The spokeswoman said Chan, who also operates a number of food carts around the city, was in “great standing with Parks” and submitted the best proposal the department had received while it was searching for a new concessionaire for the site.
Chan's proposal for Douglaston Manor includes plans to maintain it as a restaurant and catering hall that would continue to host weddings and parties, the Parks Department said. Chan said he would honor arrangements for events already booked at Douglaston Manor, such as weddings.
Hevesi accused the restaurant of hiding an estimated $526,000 worth of income from the city after a surprise audit conducted in April 2000. The restaurant, Hevesi said, failed to pay nearly $50,000 in fees on the allegedly hidden income.
The restaurant's contract with the city expired Oct. 31. Its owner, Robert Santucci, denied the comptroller's charges in the days after they became public and said the catering hall had “fully satisfied” all the city's requirements.
Douglaston Manor has been at the intersection of Commonwealth Boulevard and Marathon Parkway since 1980. It shares the space with the Douglaston Golf Course.
A resident of Fresh Meadows, Chan said he would keep everything at Douglaston Manor the same – such as lobster night every Thursday – and retain its employees.

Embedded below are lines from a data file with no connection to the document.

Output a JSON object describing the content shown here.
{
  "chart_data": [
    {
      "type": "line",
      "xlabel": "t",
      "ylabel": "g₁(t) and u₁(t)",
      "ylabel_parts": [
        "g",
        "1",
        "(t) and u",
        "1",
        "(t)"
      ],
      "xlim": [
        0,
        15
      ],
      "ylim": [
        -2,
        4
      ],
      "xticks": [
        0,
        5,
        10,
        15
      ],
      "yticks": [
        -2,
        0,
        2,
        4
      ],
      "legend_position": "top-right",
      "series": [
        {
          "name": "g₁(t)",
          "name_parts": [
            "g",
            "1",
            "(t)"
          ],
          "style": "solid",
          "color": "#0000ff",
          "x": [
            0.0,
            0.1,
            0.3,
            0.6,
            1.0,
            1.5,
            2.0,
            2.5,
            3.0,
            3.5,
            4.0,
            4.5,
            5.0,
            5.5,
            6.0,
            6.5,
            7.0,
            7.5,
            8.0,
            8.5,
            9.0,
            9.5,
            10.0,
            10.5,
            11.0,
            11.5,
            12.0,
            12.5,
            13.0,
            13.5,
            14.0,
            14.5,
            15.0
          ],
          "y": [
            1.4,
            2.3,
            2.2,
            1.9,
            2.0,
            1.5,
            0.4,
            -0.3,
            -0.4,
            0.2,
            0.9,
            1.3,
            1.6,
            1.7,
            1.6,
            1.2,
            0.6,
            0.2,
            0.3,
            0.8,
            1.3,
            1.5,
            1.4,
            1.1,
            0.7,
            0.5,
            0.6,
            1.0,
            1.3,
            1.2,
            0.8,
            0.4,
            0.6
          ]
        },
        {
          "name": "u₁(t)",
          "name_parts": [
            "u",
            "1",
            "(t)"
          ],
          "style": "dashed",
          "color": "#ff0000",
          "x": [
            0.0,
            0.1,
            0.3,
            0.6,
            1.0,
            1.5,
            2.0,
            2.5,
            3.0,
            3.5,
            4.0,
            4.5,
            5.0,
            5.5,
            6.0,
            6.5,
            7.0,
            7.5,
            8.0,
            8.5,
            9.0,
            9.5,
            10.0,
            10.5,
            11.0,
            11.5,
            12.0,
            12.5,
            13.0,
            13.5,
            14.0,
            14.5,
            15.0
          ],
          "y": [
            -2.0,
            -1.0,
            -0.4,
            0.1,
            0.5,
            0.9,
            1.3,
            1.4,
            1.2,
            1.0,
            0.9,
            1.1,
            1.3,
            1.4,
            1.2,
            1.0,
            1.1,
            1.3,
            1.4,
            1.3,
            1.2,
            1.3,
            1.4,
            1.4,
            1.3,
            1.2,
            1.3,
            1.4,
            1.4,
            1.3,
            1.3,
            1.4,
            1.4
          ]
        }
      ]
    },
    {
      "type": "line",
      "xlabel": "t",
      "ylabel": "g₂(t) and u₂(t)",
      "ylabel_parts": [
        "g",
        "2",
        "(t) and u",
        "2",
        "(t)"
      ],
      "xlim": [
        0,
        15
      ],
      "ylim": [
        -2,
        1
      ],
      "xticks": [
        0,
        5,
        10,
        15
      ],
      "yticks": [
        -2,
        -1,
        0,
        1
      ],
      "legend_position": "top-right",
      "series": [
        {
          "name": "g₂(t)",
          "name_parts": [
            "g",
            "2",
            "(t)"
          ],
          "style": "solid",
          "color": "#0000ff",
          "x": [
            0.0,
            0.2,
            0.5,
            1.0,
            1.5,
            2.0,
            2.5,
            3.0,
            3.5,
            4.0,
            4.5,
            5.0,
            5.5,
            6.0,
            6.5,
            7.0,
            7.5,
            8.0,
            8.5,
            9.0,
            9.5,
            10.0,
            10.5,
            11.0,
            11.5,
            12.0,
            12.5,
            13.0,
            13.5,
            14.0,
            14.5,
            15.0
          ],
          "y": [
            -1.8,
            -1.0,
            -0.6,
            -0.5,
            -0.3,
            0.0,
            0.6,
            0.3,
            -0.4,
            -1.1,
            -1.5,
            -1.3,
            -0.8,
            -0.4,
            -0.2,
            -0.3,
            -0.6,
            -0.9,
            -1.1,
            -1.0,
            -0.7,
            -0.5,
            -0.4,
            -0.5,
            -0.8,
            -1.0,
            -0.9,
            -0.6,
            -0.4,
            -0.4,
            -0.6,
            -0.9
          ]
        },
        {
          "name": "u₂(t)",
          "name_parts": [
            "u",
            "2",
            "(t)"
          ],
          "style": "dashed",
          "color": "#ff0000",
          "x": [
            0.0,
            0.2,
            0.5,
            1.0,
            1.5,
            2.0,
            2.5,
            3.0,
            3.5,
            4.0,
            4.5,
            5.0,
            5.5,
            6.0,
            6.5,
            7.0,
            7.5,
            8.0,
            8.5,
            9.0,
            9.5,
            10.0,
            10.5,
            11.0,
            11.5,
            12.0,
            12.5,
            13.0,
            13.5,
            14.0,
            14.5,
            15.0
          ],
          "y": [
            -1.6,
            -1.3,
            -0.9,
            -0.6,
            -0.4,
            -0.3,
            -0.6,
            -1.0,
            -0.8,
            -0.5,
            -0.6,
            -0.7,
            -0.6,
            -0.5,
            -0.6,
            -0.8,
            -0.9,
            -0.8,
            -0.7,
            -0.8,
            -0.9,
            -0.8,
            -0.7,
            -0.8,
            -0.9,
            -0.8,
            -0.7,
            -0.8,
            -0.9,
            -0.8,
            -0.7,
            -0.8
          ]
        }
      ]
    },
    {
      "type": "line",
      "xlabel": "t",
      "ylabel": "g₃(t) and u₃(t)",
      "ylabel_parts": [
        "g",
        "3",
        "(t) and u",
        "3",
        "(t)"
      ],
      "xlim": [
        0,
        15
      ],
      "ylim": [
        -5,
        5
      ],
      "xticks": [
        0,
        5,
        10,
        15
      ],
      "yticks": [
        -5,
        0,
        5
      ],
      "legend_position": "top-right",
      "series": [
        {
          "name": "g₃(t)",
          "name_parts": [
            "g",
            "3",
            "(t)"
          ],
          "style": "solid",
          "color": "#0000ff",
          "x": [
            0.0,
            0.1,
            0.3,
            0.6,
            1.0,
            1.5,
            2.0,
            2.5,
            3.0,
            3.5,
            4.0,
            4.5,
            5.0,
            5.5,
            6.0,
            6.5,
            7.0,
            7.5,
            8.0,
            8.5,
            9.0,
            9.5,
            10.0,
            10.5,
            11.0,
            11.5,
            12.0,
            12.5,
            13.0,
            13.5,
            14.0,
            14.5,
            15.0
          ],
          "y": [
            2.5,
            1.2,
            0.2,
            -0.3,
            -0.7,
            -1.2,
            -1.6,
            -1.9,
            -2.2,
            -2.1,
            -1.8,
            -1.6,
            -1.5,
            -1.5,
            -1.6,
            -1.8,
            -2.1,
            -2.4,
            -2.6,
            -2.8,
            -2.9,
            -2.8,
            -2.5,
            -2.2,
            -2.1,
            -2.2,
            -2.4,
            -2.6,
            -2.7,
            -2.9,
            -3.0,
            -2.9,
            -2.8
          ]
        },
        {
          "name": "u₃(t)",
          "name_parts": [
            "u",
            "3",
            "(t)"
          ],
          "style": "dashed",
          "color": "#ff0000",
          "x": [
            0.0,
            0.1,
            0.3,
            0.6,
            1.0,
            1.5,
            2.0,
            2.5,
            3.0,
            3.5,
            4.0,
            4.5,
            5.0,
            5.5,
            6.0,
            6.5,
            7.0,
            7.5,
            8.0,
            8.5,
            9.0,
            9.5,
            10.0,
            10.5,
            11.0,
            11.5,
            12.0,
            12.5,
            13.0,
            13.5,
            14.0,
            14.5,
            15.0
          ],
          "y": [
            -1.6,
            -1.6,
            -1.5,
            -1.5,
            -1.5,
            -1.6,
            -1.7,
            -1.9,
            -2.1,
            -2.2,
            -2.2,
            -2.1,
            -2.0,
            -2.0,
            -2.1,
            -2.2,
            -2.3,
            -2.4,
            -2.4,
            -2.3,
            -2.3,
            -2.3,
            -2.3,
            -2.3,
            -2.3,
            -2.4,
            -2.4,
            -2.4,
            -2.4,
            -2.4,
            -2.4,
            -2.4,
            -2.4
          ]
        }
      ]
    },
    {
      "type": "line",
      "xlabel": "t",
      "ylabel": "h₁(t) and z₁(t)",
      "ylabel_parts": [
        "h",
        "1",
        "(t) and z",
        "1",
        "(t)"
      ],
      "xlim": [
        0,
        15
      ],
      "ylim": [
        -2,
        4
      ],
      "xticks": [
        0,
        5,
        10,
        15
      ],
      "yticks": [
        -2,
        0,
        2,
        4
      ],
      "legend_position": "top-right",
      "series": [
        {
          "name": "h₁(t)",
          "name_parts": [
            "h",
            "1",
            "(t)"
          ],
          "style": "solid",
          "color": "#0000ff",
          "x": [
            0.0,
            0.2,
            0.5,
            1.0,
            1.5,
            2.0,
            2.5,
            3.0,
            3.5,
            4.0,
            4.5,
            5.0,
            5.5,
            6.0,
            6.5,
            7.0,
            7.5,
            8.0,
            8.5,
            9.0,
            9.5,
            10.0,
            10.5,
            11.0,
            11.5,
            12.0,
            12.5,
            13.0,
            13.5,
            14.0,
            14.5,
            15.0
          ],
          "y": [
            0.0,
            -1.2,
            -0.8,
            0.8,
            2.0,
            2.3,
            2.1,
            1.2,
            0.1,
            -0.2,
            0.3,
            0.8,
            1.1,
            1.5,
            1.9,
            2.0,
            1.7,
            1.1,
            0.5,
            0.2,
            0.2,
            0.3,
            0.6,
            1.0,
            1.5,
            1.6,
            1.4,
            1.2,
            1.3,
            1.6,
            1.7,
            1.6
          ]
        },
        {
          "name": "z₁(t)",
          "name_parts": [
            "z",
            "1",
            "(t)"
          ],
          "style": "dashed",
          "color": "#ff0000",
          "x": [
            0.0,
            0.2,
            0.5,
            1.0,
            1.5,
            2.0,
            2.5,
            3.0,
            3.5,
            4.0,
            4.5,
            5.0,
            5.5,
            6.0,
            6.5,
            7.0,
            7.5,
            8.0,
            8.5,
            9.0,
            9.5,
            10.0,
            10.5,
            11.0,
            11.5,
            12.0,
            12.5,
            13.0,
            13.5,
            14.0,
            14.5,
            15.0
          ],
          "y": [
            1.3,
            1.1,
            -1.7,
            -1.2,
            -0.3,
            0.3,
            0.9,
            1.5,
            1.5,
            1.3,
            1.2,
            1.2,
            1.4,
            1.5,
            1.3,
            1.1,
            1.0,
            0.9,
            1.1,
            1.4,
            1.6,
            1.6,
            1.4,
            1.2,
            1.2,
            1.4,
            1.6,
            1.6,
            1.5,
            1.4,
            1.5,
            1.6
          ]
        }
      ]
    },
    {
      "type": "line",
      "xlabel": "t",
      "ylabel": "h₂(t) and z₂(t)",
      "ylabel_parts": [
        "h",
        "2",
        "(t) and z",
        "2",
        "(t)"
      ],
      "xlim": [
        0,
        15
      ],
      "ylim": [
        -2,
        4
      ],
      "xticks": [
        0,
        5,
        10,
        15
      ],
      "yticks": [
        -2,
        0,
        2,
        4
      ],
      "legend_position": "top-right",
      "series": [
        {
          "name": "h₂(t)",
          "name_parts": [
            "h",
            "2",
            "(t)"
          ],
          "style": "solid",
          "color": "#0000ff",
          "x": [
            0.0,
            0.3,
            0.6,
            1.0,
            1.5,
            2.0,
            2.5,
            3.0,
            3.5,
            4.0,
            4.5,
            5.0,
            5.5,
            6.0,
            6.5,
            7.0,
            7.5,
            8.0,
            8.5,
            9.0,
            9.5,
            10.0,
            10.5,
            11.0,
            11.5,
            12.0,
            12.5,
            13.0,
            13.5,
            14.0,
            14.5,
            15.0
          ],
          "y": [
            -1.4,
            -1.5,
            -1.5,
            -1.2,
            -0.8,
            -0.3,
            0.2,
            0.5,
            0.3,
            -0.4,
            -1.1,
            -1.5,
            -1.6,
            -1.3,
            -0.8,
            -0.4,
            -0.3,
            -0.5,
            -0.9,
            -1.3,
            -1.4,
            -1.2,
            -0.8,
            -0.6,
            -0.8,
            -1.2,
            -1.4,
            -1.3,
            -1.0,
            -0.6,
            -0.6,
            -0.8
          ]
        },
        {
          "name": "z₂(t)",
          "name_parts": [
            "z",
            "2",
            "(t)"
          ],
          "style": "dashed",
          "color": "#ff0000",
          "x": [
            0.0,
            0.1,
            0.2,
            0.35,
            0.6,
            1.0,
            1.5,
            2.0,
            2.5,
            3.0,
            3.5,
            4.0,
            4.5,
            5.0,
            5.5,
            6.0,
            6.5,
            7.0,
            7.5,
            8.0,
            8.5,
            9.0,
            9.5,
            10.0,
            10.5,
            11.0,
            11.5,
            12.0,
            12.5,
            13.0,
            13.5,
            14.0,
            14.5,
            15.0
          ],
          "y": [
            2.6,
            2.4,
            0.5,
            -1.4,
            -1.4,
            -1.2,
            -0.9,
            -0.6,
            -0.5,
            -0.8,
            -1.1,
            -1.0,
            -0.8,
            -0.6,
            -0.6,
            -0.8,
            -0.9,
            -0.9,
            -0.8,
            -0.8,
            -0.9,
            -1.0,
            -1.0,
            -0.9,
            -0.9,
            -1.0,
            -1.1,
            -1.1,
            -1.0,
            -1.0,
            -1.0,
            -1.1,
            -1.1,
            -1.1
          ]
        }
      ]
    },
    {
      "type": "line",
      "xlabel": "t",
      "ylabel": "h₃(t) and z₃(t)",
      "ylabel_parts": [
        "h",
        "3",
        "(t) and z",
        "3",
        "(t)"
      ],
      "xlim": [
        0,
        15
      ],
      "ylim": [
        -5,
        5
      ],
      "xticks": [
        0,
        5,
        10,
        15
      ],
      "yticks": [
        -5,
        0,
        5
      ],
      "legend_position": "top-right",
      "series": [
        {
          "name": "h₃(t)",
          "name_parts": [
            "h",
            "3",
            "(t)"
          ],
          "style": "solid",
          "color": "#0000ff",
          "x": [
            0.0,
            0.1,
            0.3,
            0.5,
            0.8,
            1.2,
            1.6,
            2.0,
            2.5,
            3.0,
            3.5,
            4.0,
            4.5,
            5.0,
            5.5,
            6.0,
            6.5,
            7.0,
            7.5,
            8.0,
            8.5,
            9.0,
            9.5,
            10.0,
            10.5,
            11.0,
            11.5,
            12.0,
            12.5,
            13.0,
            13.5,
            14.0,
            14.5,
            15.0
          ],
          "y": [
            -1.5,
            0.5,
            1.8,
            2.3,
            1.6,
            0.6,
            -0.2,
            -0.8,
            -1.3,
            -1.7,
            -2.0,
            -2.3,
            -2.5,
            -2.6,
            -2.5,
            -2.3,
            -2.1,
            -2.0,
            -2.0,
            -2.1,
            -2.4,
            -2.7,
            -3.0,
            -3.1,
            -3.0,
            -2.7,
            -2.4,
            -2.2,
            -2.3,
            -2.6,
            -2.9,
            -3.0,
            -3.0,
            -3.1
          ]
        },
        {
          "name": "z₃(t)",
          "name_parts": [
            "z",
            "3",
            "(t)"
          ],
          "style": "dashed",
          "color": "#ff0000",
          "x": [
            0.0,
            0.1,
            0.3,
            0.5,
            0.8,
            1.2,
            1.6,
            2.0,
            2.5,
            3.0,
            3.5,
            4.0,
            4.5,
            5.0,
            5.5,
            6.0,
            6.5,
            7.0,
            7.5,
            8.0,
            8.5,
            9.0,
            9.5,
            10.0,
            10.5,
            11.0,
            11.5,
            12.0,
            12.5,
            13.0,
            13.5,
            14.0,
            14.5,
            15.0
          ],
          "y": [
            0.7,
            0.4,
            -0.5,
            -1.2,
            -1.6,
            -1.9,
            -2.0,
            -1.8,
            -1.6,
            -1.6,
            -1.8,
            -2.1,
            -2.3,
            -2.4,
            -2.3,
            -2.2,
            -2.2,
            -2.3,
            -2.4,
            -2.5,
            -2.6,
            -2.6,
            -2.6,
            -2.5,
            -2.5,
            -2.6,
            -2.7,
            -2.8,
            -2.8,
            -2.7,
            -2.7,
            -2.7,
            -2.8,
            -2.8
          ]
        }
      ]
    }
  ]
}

“We're going to keep it as it is,” said Chan, who has 30 years experience in the restaurant and catering business. “When I saw an opportunity to take over Douglaston Manor, I put in a bid.”
After a few months, Chan said, he would work to expand the restaurant's menu and pursue developing a signature steak for Douglaston Manor.
“We'll improve the service and quality of food and give people what they want,” Chan said.